Jazdę pijanemu kierowcy udaremnili — być może ratując komuś życie — policjanci z Ostrołęki na Mazowszu. Kierowca zignorował sygnały do zatrzymania się. Mundurowi ruszyli w pościg. Alkomat wykazał w organizmie „uciekiniera” ponad 3 promile alkoholu.
Policjanci udaremnili jazdę kolejnemu kierowcy, który nie zatrzymał się do policyjnej kontroli. Alkomat wykazał w organizmie „uciekiniera” ponad 3 promile alkoholu. Samochód, którym się poruszał został zabezpieczony na policyjnym parkingu, natomiast mężczyzna niebawem odpowie za swoje zachowanie przed sądem — stracił już prawo jazdy. Samo niezatrzymanie się do kontroli jest teraz przestępstwem. To zgodnie z nowymi przepisami.
Do zdarzenia doszło w sobotę wieczorem (29 lipca). Policjanci z ostrołęckiej drogówki czuwający nad bezpieczeństwem na terenie gminy Olszewo — Borki w pewnym momencie zauważyli vw, którego tor jazdy wskazywał, że za kierownicą może znajdować się pijany kierowca.
Policjanci postanowili zatrzymać auto do kontroli, co jednak okazało się nie takie proste. Kierowca zignorował sygnały. Mundurowi ruszyli w pościg.
– W tym celu włączyli sygnały świetlne i dźwiękowe i dali kierowcy wyraźne sygnały do zatrzymania. Jednak ten je zignorował i zaczął uciekać w m. Nakły, policjanci ruszyli za nim w pościg. Kierowca vw w pewnym momencie zjechał z drogi asfaltowej na drogę polną i kontynuował ucieczkę. Po kilku kilkukilometrowym pościgu pojazd został zatrzymany. Za jego kierownicą siedział 60-letni mieszkaniec powiatu ostrołęckiego, czuć było od niego alkohol. W trakcie zatrzymania mężczyzna zachowywał się agresywnie i nie chciał opuścić pojazdu. W związku z tym policjanci użyli środków przymusu bezpośredniego, co przyniosło oczekiwany efekt. Alkomat wykazał organizmie mieszkańca powiatu ostrołęckiego ponad 3 promile alkoholu, dlatego policjanci zatrzymali mu już prawo jazdy. Auto, którym się poruszał, zostało odholowane na policyjny parking, natomiast kierujący został osadzony w policyjnej celi. Niebawem 60-latek będzie odpowiadał przed sądem za popełnienie dwóch przestępstw tj. jazdy w stanie nietrzeźwości oraz niezatrzymania się do policyjnej kontroli — informuje policja.

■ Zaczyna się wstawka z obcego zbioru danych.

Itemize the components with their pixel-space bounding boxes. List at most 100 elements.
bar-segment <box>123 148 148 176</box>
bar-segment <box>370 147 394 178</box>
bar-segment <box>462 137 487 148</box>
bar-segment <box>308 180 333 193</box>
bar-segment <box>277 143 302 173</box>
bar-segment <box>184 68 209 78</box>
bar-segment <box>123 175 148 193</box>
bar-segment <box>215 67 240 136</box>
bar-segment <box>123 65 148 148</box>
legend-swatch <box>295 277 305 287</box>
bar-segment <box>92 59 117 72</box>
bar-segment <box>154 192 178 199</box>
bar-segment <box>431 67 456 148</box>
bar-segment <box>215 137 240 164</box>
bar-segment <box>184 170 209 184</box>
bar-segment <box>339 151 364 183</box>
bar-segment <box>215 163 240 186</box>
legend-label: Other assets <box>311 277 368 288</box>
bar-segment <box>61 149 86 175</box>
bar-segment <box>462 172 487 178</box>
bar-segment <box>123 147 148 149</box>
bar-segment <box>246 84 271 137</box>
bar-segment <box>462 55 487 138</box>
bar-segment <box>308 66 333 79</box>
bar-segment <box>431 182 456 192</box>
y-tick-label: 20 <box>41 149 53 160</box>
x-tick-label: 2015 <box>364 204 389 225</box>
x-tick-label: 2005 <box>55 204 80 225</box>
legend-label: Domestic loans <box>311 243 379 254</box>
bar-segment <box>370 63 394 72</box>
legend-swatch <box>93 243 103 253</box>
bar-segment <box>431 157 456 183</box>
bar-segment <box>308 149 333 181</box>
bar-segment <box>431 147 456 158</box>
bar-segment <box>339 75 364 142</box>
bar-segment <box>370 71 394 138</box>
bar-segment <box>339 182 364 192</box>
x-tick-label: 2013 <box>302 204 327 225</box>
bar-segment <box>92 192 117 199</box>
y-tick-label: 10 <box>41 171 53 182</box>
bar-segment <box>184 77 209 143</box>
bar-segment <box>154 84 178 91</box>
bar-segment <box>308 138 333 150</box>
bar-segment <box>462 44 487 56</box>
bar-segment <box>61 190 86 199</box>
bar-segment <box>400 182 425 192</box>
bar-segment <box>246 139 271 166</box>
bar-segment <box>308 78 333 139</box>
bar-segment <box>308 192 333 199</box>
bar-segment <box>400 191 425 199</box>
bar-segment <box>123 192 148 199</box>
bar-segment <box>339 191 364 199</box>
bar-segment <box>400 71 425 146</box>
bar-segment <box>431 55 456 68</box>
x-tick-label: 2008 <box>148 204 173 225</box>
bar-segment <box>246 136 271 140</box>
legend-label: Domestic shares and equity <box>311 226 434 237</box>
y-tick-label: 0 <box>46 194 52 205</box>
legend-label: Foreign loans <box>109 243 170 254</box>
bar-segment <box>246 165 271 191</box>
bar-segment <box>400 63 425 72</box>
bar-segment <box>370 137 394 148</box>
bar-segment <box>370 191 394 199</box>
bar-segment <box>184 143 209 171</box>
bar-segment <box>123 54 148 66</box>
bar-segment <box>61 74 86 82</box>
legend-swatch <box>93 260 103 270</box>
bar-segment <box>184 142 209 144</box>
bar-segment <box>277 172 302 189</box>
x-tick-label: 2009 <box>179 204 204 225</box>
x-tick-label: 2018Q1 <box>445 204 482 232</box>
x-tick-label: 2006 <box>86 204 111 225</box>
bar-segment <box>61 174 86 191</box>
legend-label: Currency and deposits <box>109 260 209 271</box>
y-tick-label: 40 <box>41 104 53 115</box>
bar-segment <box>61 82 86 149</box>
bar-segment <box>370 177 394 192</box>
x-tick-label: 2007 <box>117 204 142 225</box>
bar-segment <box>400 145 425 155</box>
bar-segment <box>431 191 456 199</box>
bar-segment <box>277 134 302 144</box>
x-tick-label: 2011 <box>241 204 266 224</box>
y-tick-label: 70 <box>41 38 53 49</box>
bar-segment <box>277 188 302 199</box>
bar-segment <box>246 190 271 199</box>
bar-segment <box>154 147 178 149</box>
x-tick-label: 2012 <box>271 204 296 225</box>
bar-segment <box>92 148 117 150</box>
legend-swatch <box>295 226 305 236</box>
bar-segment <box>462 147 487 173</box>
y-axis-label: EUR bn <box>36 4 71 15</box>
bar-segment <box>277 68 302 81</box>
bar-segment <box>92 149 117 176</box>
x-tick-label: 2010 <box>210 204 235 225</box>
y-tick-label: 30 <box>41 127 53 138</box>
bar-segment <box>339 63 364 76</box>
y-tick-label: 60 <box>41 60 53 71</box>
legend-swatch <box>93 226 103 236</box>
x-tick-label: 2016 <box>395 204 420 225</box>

Do 5 lat kary więzienia za samo niezatrzymanie się
Mundurowi zalecają czujność w przypadku kontroli.
– Jeżeli na drodze policjant wyda polecenie do zatrzymania pojazdu poprzez zastosowanie sygnałów dźwiękowych i świetlnych (na ogół z urządzeń umieszczonych na dachu radiowozu), zwolnij i zatrzymaj się. Niezatrzymanie pojazdu w tej sytuacji zmusi policjantów do podjęcia pościgu — informują.
Drogówka przypomina, że za niezatrzymanie się do policyjnej kontroli grozi kara nawet do 5 lat pozbawienia wolności. Policjanci w takich przypadkach za każdym razem będą działali zdecydowanie.